However, I haven't even come to the good part about Flynn's hearing. Screw having honest brokers be invited to the hearing, he has specific people in mind to invite already.
The Legislature's Bonding Committee is inviting a number of gambling bigwigs, from Donald Trump to Harrah's CEO Gary Loveman to casino developer Richard Fields, who controls Suffolk Downs.
Others on the early invitation list include Gov. Deval Patrick's administration, district attorneys, major state unions who favor casinos, track owners and the Massachusetts Taxpayers Foundation, which has been skeptical of Patrick's casino numbers.
Wow. So far, the pro-casino to anti-casino count is 7:1, with one group of people unknown (the district attorneys). Notably missing from that list is any independent economic experts from our state's leading universities, any college professors who have spent years studying the economics of how casinos impact communities, especially economically, or any pro-and-con community leaders who have dealt with casinos entering their backyards in the past. For example, I'm curious to hear more from some Atlantic City small business experts, where restaurants, clubs and other similar establishments saw a the number of their establishments go from over 225 before casinos to under 60 after them.
The fact of the matter is we don't need the Don(ald) coming into town, making this a media circus. Furthermore, none of us should trust a damn thing the CEO of Hurrah would say. He's not exactly going to be an honest broker.

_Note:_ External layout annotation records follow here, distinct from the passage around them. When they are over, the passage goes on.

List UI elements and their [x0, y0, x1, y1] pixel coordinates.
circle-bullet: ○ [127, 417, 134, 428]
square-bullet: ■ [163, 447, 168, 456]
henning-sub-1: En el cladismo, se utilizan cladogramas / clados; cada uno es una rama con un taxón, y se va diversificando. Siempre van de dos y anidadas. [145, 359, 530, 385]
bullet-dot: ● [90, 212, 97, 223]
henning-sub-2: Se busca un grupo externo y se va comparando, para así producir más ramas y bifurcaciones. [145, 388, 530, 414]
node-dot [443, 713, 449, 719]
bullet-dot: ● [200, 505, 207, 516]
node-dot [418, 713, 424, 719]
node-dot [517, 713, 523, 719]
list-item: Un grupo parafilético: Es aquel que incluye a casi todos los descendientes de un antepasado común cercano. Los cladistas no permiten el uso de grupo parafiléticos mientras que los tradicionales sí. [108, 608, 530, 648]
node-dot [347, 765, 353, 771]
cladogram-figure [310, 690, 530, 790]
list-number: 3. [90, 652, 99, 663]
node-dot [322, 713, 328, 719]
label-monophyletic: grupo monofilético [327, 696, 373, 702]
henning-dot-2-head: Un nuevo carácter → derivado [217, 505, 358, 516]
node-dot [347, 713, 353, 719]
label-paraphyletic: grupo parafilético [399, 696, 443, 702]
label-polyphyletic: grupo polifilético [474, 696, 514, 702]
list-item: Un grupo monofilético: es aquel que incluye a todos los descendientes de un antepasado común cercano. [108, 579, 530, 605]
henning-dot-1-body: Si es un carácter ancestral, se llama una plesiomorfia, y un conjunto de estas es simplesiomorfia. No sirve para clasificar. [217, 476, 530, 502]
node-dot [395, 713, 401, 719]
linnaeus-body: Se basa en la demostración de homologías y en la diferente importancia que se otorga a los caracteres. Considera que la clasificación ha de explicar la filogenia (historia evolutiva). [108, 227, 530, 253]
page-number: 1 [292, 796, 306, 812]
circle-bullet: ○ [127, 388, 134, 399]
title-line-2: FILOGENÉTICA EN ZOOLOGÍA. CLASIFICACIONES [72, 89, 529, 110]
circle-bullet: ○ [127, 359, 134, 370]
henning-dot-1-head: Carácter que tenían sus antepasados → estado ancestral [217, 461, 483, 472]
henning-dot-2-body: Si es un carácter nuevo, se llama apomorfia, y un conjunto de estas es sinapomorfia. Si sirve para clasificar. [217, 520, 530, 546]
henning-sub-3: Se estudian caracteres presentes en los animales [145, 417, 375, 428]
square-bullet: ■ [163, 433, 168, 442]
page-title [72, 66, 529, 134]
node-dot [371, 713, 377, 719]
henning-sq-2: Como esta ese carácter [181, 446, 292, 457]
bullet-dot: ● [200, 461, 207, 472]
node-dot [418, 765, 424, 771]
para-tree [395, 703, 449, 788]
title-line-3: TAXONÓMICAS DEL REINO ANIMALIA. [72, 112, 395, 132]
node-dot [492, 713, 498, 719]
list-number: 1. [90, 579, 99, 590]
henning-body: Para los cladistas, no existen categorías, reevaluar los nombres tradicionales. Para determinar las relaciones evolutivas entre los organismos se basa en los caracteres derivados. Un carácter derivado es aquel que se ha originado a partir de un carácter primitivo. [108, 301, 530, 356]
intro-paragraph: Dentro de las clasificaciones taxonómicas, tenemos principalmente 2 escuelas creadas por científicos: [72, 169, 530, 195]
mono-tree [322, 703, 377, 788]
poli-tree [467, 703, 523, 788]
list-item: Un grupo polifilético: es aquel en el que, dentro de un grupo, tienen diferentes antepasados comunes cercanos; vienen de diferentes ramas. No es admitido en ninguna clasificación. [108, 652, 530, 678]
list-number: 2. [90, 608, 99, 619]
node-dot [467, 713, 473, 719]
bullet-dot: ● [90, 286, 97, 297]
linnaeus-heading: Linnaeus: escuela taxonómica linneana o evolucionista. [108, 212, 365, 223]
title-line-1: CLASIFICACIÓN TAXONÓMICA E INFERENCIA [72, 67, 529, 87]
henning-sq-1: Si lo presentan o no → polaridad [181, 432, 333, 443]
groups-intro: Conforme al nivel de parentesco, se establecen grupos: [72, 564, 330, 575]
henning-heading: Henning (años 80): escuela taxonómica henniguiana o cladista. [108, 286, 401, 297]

No one can deny that casinos raise a lot of revenue, what is in question is just how much of that revenue is new. The Federal Reserve Bank of Boston estimates that up to 75% of casino revenue is just redirected from other sectors of the economy, which would mean local businesses within at least a 50 mile radius of a casino would be anything from significantly hurt to crippled. Money in your pockets, after all, is a net sum game: if you spend it somewhere, you can't spend it anywhere else. Until we address the real issues here, how casinos will impact our communities both socially and especially economically, then we can't green light or push forward any slot machines or Class 3 gambling in this state. There just isn't enough information yet and, judging by the early list of guests, Representative David Flynn's hearing is going to do nothing to change that fact.